The top and bottom outer faces of the retainer blocks 12 and 13 respectively are provided with integral formations which mate or interfit with formations integrally formed on the opposing interior faces of the ears 6 and 7.
The inner mating surfaces of the retainer blocks 12 and 13 are planar as indicated at 14 in FIG. 2 with semicylindrical grooves formed therein which together form the opening 11. Preferably, each retainer block adjacent its outer or front end is provided on one side with an integrally formed projection 24 (FIG. 1) and a projection-receiving socket 25 on the other side. The projections 24--24 and sockets 25--25 are correspondingly located so as to interfit as shown in FIGS. 1 and 2. The projections 24 and sockets 25 facilitate the assembly of the retainer blocks 1, 2 and 3 into the jaws or ears 6 and 7.

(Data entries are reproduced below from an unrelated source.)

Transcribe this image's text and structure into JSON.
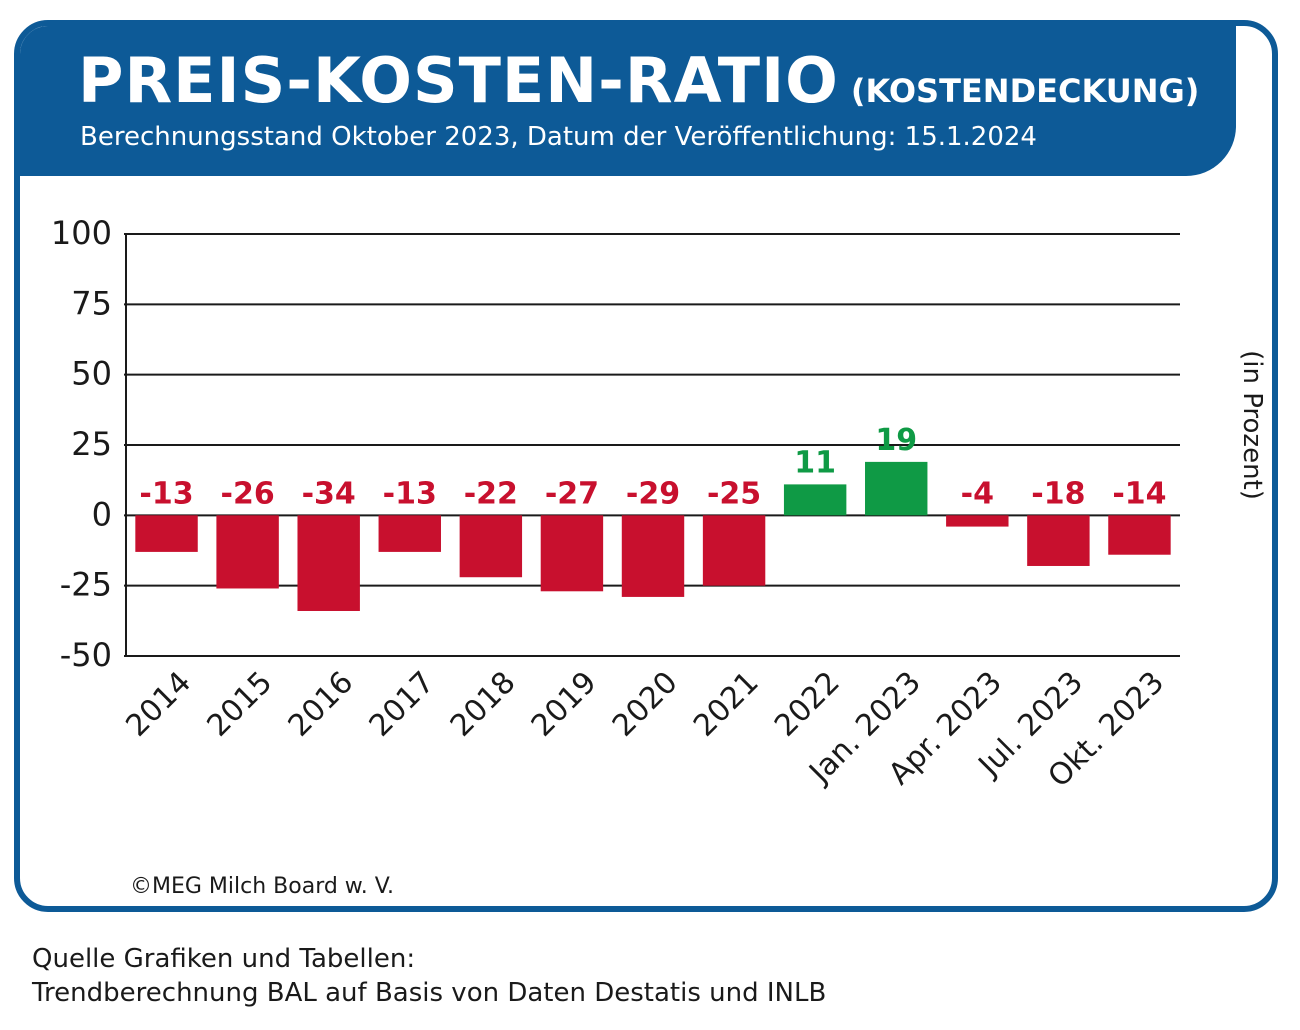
{
  "header": {
    "title": "PREIS-KOSTEN-RATIO",
    "title_suffix": "(KOSTENDECKUNG)",
    "subtitle": "Berechnungsstand Oktober 2023, Datum der Veröffentlichung: 15.1.2024"
  },
  "footer": {
    "copyright": "©MEG Milch Board w. V.",
    "source_line1": "Quelle Grafiken und Tabellen:",
    "source_line2": "Trendberechnung BAL auf Basis von Daten Destatis und INLB"
  },
  "colors": {
    "brand": "#0d5a97",
    "negative": "#c8102e",
    "positive": "#0f9a45"
  },
  "chart_data": {
    "type": "bar",
    "title": "PREIS-KOSTEN-RATIO (KOSTENDECKUNG)",
    "xlabel": "",
    "ylabel": "(in Prozent)",
    "ylim": [
      -50,
      100
    ],
    "yticks": [
      100,
      75,
      50,
      25,
      0,
      -25,
      -50
    ],
    "grid": true,
    "categories": [
      "2014",
      "2015",
      "2016",
      "2017",
      "2018",
      "2019",
      "2020",
      "2021",
      "2022",
      "Jan. 2023",
      "Apr. 2023",
      "Jul. 2023",
      "Okt. 2023"
    ],
    "values": [
      -13,
      -26,
      -34,
      -13,
      -22,
      -27,
      -29,
      -25,
      11,
      19,
      -4,
      -18,
      -14
    ],
    "data_labels": [
      "-13",
      "-26",
      "-34",
      "-13",
      "-22",
      "-27",
      "-29",
      "-25",
      "11",
      "19",
      "-4",
      "-18",
      "-14"
    ],
    "legend": "none"
  }
}
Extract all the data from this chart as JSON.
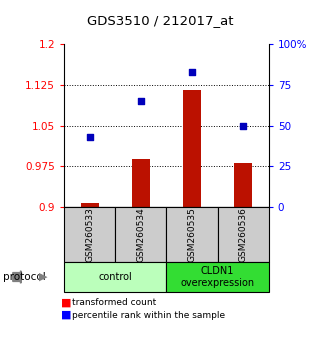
{
  "title": "GDS3510 / 212017_at",
  "samples": [
    "GSM260533",
    "GSM260534",
    "GSM260535",
    "GSM260536"
  ],
  "bar_values": [
    0.908,
    0.988,
    1.115,
    0.982
  ],
  "dot_values_pct": [
    43,
    65,
    83,
    50
  ],
  "ylim_left": [
    0.9,
    1.2
  ],
  "ylim_right": [
    0,
    100
  ],
  "yticks_left": [
    0.9,
    0.975,
    1.05,
    1.125,
    1.2
  ],
  "ytick_labels_left": [
    "0.9",
    "0.975",
    "1.05",
    "1.125",
    "1.2"
  ],
  "yticks_right": [
    0,
    25,
    50,
    75,
    100
  ],
  "ytick_labels_right": [
    "0",
    "25",
    "50",
    "75",
    "100%"
  ],
  "bar_color": "#bb1100",
  "dot_color": "#0000bb",
  "bar_width": 0.35,
  "groups": [
    {
      "label": "control",
      "indices": [
        0,
        1
      ],
      "color": "#bbffbb"
    },
    {
      "label": "CLDN1\noverexpression",
      "indices": [
        2,
        3
      ],
      "color": "#33dd33"
    }
  ],
  "protocol_label": "protocol",
  "legend_bar_label": "transformed count",
  "legend_dot_label": "percentile rank within the sample",
  "sample_box_color": "#cccccc",
  "hgrid_lines": [
    0.975,
    1.05,
    1.125
  ]
}
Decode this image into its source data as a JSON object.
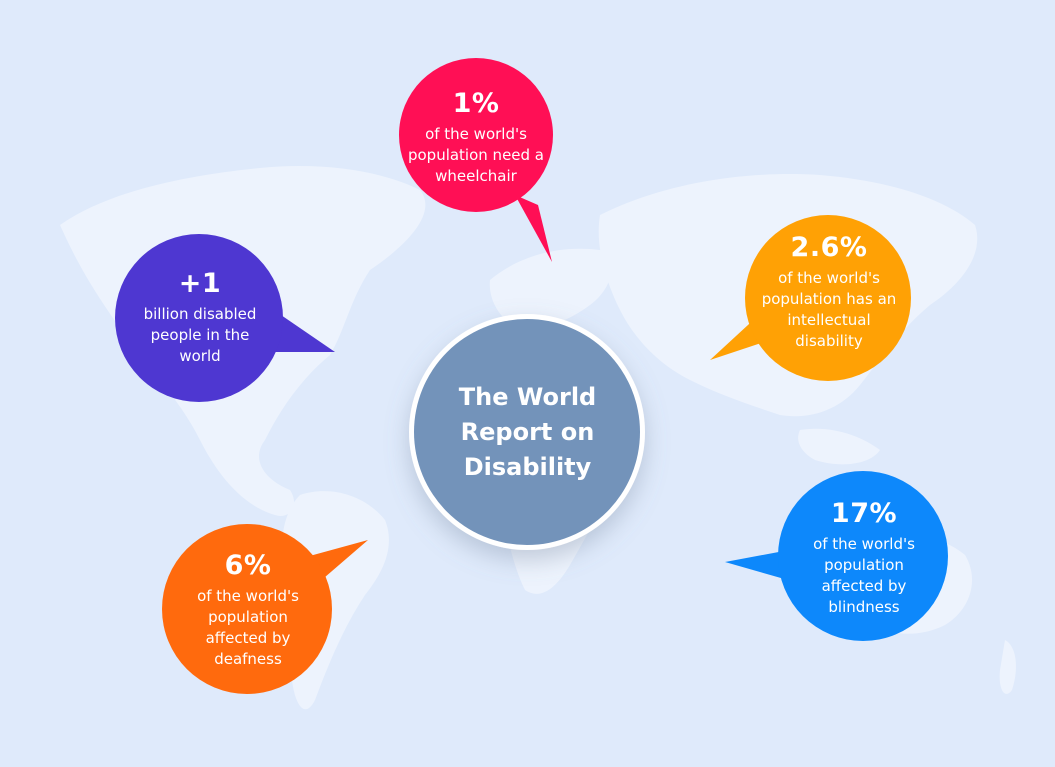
{
  "center": {
    "title": "The World Report on Disability"
  },
  "callouts": [
    {
      "id": "wheelchair",
      "stat": "1%",
      "description": "of the world's population need a wheelchair",
      "color": "#ff0f55"
    },
    {
      "id": "disabled-people",
      "stat": "+1",
      "description": "billion disabled people in the world",
      "color": "#4e37d1"
    },
    {
      "id": "intellectual",
      "stat": "2.6%",
      "description": "of the world's population has an intellectual disability",
      "color": "#ffa105"
    },
    {
      "id": "deafness",
      "stat": "6%",
      "description": "of the world's population affected by deafness",
      "color": "#ff6a0d"
    },
    {
      "id": "blindness",
      "stat": "17%",
      "description": "of the world's population affected by blindness",
      "color": "#0d88fb"
    }
  ],
  "colors": {
    "background": "#dfeafb",
    "map": "#edf3fd",
    "center_circle": "#7393ba",
    "center_ring": "#ffffff"
  }
}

The outer obverse faces or surfaces of the retainer blocks 12 and 13 have grooves or channels 15 formed therein which mate with the U-shaped lobes or ridges 16--16 (FIGS. 3 and 4) integrally formed on the inner opposing faces of the ears 6 and 7. On opposite sides of the channels 15 and the lobes 16, the outer surfaces of the retainer blocks 12 and 13 engage the corresponding inner surfaces of the ears 6 and 7 as indicated at 17--17 in FIG. 4. Thus, it will be seen that the outer faces of the retainer blocks 12 and 13 have formations which interfit or mate with the formations on the inner surfaces or faces of the ears 6 and 7 so as to properly retain the retainer blocks in engagement with one another and within the space between the ears 6 and and 7 as shown in the drawings. Preferably, the inner faces of the ears on jaws 6 and 7 tend to converge from their outer or distal ends towards their inner or proximal ends, thereby facilitating the insertion and retention of the retainer blocks 12 and 13.
The lips of the ears 6 and 7 have integrally formed on the distal ends thereof inwardly projecting and opposing protruberances or bosses 20--20. The dimensions of the bosses 20 are such as to allow insertion of the retainer blocks 12 and 13 with the channels 15 accomodating the bosses. The inside faces of the protruberances 20 are beveled as indicated at 21--21 (FIG. 3) and spaced from the front or outer end surfaces of the formations 16 and of the retainer blocks 12 and 13 so as to receive therebetween the legs 23--23 of a U-shaped key or retainer 22.
The key 22 serves to lock and secure together the retainer blocks 12 and 13 as assembled within the space between the ears 6 and 7. The opposing parallel legs 2 and 3 of the retainer 22 are tapered from the bight portion of the distal ends thereof. The key or retainer 22 is so dimensioned as to be easily inserted from either side of the assembly into the upper and lower spaces between the inner surfaces 21 of the projections 20 and the end surfaces of the retainer blocks 12 and 13 and the lobe formation 16, as shown in FIGS. 1-3. It will be appreciated that the tapers on the legs 23--23 of the key allow the key to be driven or wedged into place in a secure manner. The angles of the beveled surfaces 21--21 and the taper of the legs 23-23 are such that one side surface of each leg 23 will fit flatwise against the end surfaces on the outer ends of the retainer blocks 12 and 13 as indicated at 30--30 (FIG. 3) while the opposite side of each leg 23 fits flatwise against one of the beveled surfaces 21 on a protruberance 20 as indicated at 31.
Further securement of the assembly and of the key 22 in the position shown is obtained by bending one or both of the distal ends of the legs 23 as shown in FIG. 1. It will be appreciated that if it becomes necessary to remove a key 22, each bent distal end on a leg 23 can be straightened.
It will be apparent to those skilled in the art that certain changes may be made in the foregoing embodiment of the invention without departing from the spirit and scope of the appended claims. For example, the U-shaped key or retainer 22 can be replaced with two separate pins corresponding to the legs 23--23.